Sitney, “Apocalypses and Picaresques”

2. Why does Sitney argue that synechdoche plays a major role in Christopher Maclaine’s The End, and how does the film anticipate later achievements by Brakhage and the mythopoeic form?

The End is a film about the end of the world, and synecdoche is representing a part for a whole. The film itself is a synecdoche, the film itself is a part of the end of the world. Brakhage took things like direct address and indirect narration from MacLaine and used them later in his own films.

3. What are some similarities and differences between the apocalyptic visions of Christopher Maclaine and Bruce Conner?

They both take on a sort of comedic or hopeful aspect at one point, Conner's moving in and out between the terrible and the ridiculous, while MacLaine's film gives gradual inklings of hope right before the end of The End.

4. Why are the films of Ron Rice (The Flower Thief) and Robert Nelson (The Great Blondino) examples of Beat sensibility and what Sitney calls the picaresque form?

They portray the absured, anarchistic visions while providinga portrait of the Beat City of San Fransisco. The picaresque elements of their films makes them able to have a series of episodes, the middle of which could be endlessly expanded.

Bruce Jenkins, “Fluxfilms in Three False Starts.”

5. How and why were the “anti-art” Fluxfilms reactions against the avant-garde films of Stan Brakhage and Kenneth Anger. [Hint: Think about Fluxus in relation to earlier anti-art such as Dada, and Marcel Duchamp's "Fountain."]

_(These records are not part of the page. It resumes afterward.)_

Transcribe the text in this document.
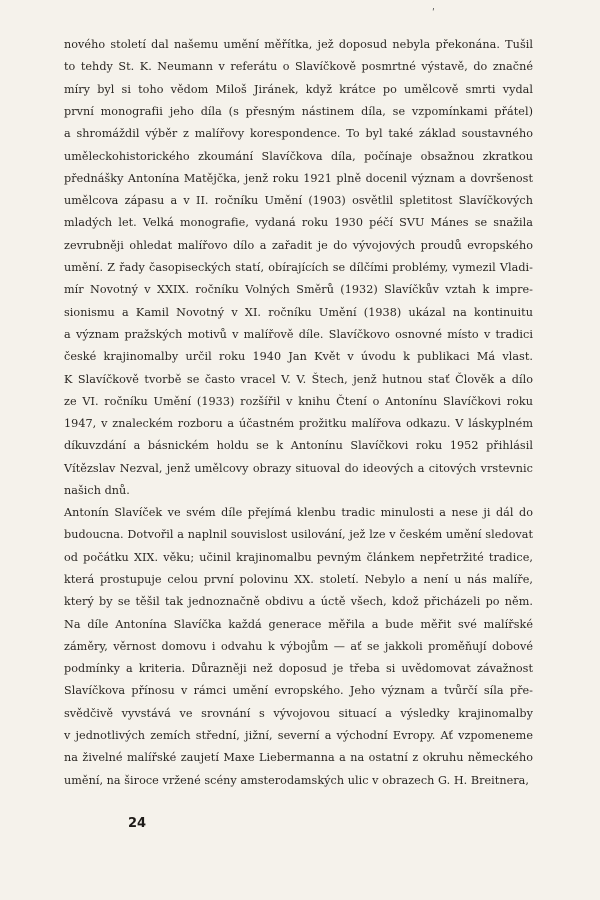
ʹ
nového století dal našemu umění měřítka, jež doposud nebyla překonána. Tušil
to tehdy St. K. Neumann v referátu o Slavíčkově posmrtné výstavě, do značné
míry byl si toho vědom Miloš Jiránek, když krátce po umělcově smrti vydal
první monografii jeho díla (s přesným nástinem díla, se vzpomínkami přátel)
a shromáždil výběr z malířovy korespondence. To byl také základ soustavného
uměleckohistorického zkoumání Slavíčkova díla, počínaje obsažnou zkratkou
přednášky Antonína Matějčka, jenž roku 1921 plně docenil význam a dovršenost
umělcova zápasu a v II. ročníku Umění (1903) osvětlil spletitost Slavíčkových
mladých let. Velká monografie, vydaná roku 1930 péčí SVU Mánes se snažila
zevrubněji ohledat malířovo dílo a zařadit je do vývojových proudů evropského
umění. Z řady časopiseckých statí, obírajících se dílčími problémy, vymezil Vladi-
mír Novotný v XXIX. ročníku Volných Směrů (1932) Slavíčkův vztah k impre-
sionismu a Kamil Novotný v XI. ročníku Umění (1938) ukázal na kontinuitu
a význam pražských motivů v malířově díle. Slavíčkovo osnovné místo v tradici
české krajinomalby určil roku 1940 Jan Květ v úvodu k publikaci Má vlast.
K Slavíčkově tvorbě se často vracel V. V. Štech, jenž hutnou stať Člověk a dílo
ze VI. ročníku Umění (1933) rozšířil v knihu Čtení o Antonínu Slavíčkovi roku
1947, v znaleckém rozboru a účastném prožitku malířova odkazu. V láskyplném
díkuvzdání a básnickém holdu se k Antonínu Slavíčkovi roku 1952 přihlásil
Vítězslav Nezval, jenž umělcovy obrazy situoval do ideových a citových vrstevnic
našich dnů.
Antonín Slavíček ve svém díle přejímá klenbu tradic minulosti a nese ji dál do
budoucna. Dotvořil a naplnil souvislost usilování, jež lze v českém umění sledovat
od počátku XIX. věku; učinil krajinomalbu pevným článkem nepřetržité tradice,
která prostupuje celou první polovinu XX. století. Nebylo a není u nás malíře,
který by se těšil tak jednoznačně obdivu a úctě všech, kdož přicházeli po něm.
Na díle Antonína Slavíčka každá generace měřila a bude měřit své malířské
záměry, věrnost domovu i odvahu k výbojům — ať se jakkoli proměňují dobové
podmínky a kriteria. Důrazněji než doposud je třeba si uvědomovat závažnost
Slavíčkova přínosu v rámci umění evropského. Jeho význam a tvůrčí síla pře-
svědčivě vyvstává ve srovnání s vývojovou situací a výsledky krajinomalby
v jednotlivých zemích střední, jižní, severní a východní Evropy. Ať vzpomeneme
na živelné malířské zaujetí Maxe Liebermanna a na ostatní z okruhu německého
umění, na široce vržené scény amsterodamských ulic v obrazech G. H. Breitnera,
24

They emulated old Hollywood films and sight gags that were used in old Chaplain films and other slapstick comedies. They also use the space of the film and overall just use it in ways that slightly poke fun at the others, they aren't trying to be entirely serious and introspective, but rather ironic. They also replaced the super personal aspects of Anger and Brakhage's films with things that were more institutional, or nothing at all.

6. What does Jenkins mean by the democratization of production in the Fluxfilms?

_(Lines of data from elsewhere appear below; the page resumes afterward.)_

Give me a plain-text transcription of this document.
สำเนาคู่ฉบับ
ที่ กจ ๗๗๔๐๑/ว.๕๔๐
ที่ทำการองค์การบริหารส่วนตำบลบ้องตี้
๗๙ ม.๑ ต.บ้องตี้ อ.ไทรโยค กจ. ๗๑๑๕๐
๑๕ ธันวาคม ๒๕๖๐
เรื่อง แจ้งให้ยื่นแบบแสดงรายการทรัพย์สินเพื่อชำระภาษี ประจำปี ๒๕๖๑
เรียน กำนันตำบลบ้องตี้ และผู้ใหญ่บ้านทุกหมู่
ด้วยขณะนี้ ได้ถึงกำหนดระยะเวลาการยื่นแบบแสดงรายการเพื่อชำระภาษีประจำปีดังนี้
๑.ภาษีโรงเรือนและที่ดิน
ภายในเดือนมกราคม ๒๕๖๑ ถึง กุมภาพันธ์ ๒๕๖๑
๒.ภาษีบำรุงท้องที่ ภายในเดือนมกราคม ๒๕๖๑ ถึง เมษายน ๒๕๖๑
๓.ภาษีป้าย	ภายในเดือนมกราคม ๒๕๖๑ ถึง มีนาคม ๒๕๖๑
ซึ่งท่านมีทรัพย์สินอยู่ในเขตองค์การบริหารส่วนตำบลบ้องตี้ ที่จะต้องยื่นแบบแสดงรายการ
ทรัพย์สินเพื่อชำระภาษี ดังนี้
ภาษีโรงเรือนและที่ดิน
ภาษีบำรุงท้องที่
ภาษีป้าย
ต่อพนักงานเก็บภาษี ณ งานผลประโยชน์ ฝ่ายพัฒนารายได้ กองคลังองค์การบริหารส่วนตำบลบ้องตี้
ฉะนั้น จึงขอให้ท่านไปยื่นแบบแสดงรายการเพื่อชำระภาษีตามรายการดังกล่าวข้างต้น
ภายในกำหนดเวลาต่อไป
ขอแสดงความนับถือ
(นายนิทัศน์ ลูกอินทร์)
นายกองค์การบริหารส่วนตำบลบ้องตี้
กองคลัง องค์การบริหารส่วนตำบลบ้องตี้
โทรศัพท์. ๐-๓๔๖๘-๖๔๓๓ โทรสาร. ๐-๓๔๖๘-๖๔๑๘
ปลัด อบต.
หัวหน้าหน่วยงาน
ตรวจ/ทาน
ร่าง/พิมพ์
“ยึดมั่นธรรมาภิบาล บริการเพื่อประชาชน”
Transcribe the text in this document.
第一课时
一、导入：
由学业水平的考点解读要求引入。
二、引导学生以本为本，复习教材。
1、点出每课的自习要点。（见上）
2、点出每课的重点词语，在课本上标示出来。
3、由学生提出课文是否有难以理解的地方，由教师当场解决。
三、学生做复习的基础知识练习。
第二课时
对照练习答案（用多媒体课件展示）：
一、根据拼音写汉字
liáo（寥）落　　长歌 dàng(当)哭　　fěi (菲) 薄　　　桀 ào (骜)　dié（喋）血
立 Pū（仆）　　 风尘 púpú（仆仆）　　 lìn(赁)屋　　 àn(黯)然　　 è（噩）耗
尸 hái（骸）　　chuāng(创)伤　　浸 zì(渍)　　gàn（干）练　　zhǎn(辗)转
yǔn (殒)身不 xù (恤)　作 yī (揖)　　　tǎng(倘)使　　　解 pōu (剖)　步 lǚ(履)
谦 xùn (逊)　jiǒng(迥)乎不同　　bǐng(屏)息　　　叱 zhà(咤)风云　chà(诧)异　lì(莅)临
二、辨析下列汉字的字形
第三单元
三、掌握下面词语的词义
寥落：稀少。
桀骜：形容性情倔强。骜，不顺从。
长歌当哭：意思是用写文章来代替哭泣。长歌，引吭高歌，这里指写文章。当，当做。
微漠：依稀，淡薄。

He means that things could easily be reproduced, and instead of slaving for hours over a few frames (like Anger or Brakhage) they could produce film 'by the yard'.

7. Why does Jenkins argue that Nam June Paik’s Zen for Film “fixed the material and aesthetic terms for the production of subsequent Fluxfilms”? How does it use the materials of the cinema? What kind of aesthetic experience does it offer?

It showed that one didn't have to have much of anything to create a film. Just some clear leader and some dust and the film could make itself. It uses the materials of the cinema by using a projector, some clear leader film, and waiting to see what you see... something different everytime.